The strategic partnership between NVIDIA and Coherent in the field of optical interconnects is moving from blueprints to construction.
On June 16, NVIDIA founder and CEO Jensen Huang joined Coherent CEO Jim Anderson at a groundbreaking ceremony for a Coherent facility expansion in Sherman, Texas.
The expansion will increase the capacity of what is claimed to be the world's first six-inch indium phosphide (InP) wafer production line, providing critical optical interconnect components for NVIDIA's AI infrastructure. Coherent simultaneously announced it has secured $50 million in CHIPS Act funding to support the facility's construction.
This groundbreaking marks the first major physical milestone following NVIDIA's March announcement of a $2 billion investment in Coherent and a multi-billion-dollar purchase commitment, signifying a deepening of the two companies' roughly two-decade-long partnership. This progress reinforces the central role of optical interconnect technology in AI infrastructure development and provides a clearer timeline for Coherent's capacity expansion.
The Physical Bottleneck of AI Expansion
As AI systems continue to scale, the physical limits of copper cable transmission are becoming a real constraint in data centers.

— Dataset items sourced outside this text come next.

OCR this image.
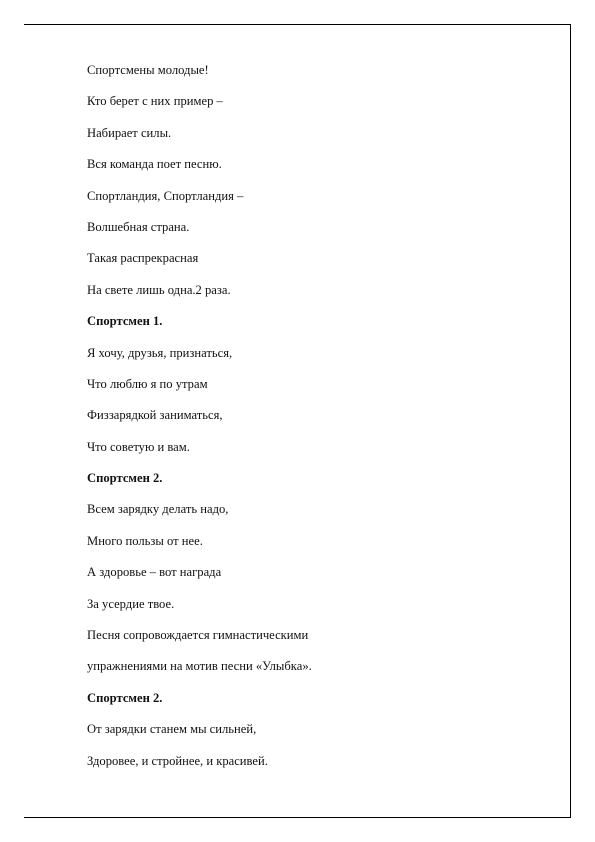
Спортсмены молодые!
Кто берет с них пример –
Набирает силы.
Вся команда поет песню.
Спортландия, Спортландия –
Волшебная страна.
Такая распрекрасная
На свете лишь одна.2 раза.
Спортсмен 1.
Я хочу, друзья, признаться,
Что люблю я по утрам
Физзарядкой заниматься,
Что советую и вам.
Спортсмен 2.
Всем зарядку делать надо,
Много пользы от нее.
А здоровье – вот награда
За усердие твое.
Песня сопровождается гимнастическими
упражнениями на мотив песни «Улыбка».
Спортсмен 2.
От зарядки станем мы сильней,
Здоровее, и стройнее, и красивей.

At the ceremony, Jensen Huang explained that when 576 GPUs operate as a single system across eight racks—as designed for the upcoming NVIDIA Vera Rubin Ultra NVL576—copper cables can no longer handle the signal transmission between racks. As signal rates increase, the effective transmission distance over metal traces shrinks. Forcing a connection across eight racks with copper would require a data center to expend significant power on signal conditioning and retimers, power that could otherwise be used for computation.
While optical solutions incur a one-time electrical-to-optical conversion loss, once converted, distance adds almost no extra cost. At the scale of NVL576, optical interconnects are the most energy-efficient choice.

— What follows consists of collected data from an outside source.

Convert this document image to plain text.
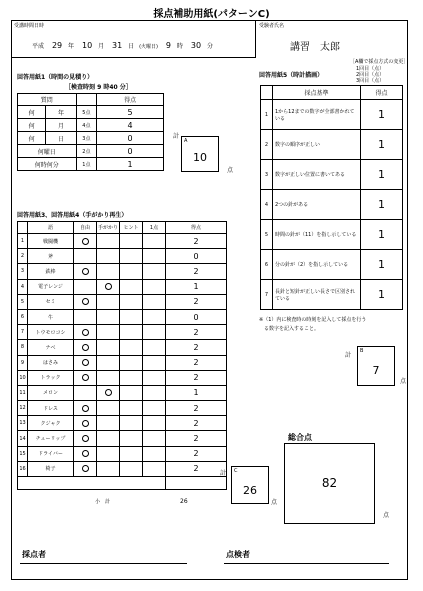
採点補助用紙(パターンC)
受講時間日時
平成 29 年 10 月 31 日 (火曜日) 9 時 30 分
受験者氏名
講習　太郎
回答用紙1（時間の見積り）
［検査時刻 9 時40 分］
質問			得点
何	年	5点	5
何	月	4点	4
何	日	3点	0
何曜日		2点	0
何時何分		1点	1
計
A
10
点
回答用紙5（時計描画）
［A欄で採点方式の変更］
1回目（点）
2回目（点）
3回目（点）
	採点基準	得点
1	1から12までの数字が全部書かれている	1
2	数字の順序が正しい	1
3	数字が正しい位置に書いてある	1
4	2つの針がある	1
5	時間の針が（11）を指し示している	1
6	分の針が（2）を指し示している	1
7	長針と短針が正しい長さで区別されている	1
※（1）内に検査時の時刻を記入して採点を行う
る数字を記入すること。
計
B
7
点
回答用紙3、回答用紙4（手がかり再生）
	語	自由	手がかり	ヒント	1点	得点
1	戦闘機					2
2	斧					0
3	鉄棒					2
4	電子レンジ					1
5	セミ					2
6	牛					0
7	トウモロコシ					2
8	ナベ					2
9	はさみ					2
10	トラック					2
11	メロン					1
12	ドレス					2
13	クジャク					2
14	チューリップ					2
15	ドライバー					2
16	椅子					2

小　計	26
計 C
26
点
総合点
82
点
採点者	点検者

Jim Anderson distilled this logic into a single statement: "AI runs on compute but scales on connectivity—and Sherman is the manufacturing site for that connective tissue."
Six-Inch InP Wafers: A Technological Lever for Capacity Leap
The facility in Sherman operates what Coherent calls the world's first six-inch indium phosphide (InP) mass production line. This specification holds significant meaning in the compound semiconductor field.
Most global InP production lines are still based on three-inch or four-inch wafers. Since wafer area is proportional to the square of the diameter, upgrading from three to six inches roughly quadruples the usable area. This directly increases the number of devices produced per batch and significantly reduces unit costs. This improvement in yield and cost structure is precisely the supply foundation needed for large-scale AI infrastructure build-out.
At the ceremony, Jensen Huang noted that building the first production line took 50 years, but capacity has quadrupled in the past year alone, which itself is a measure of accelerating compute demand.
The expanded facility will produce InP wafers, which will ultimately be packaged into pluggable optical modules—similar in size to a USB flash drive—that plug directly into the front panel of NVIDIA network switches, transmitting data between data center racks where copper cannot reach. These modules also provide the external laser sources for NVIDIA's Spectrum-X Photonics and Quantum-X Photonics co-packaged optical switches.
Dual Drivers: Public Funding and Private Capital
The expansion is being supported by both public and private funding.
On the public side, Coherent announced $50 million in CHIPS Act funding, in addition to approximately $17 million in earlier support from the Texas CHIPS program and the Sherman Economic Development Corporation. The total CHIPS Act program is valued at approximately $50 billion, aimed at bringing chip manufacturing back to U.S. soil.
On the private capital side, NVIDIA announced in March a $2 billion investment in Coherent to support R&D, future capacity expansion, and U.S.-based manufacturing, accompanied by a multi-billion-dollar purchase commitment for advanced laser and optical networking products. NVIDIA had previously announced plans, through industry partnerships, to build new bases in Arizona and Texas, aiming to produce up to $500 billion worth of AI infrastructure in the United States.
At the ceremony, Jensen Huang stated, "Coherent is a world-class company, and the work you do is essential to our future, to the future of AI, and to the reindustrialization of America."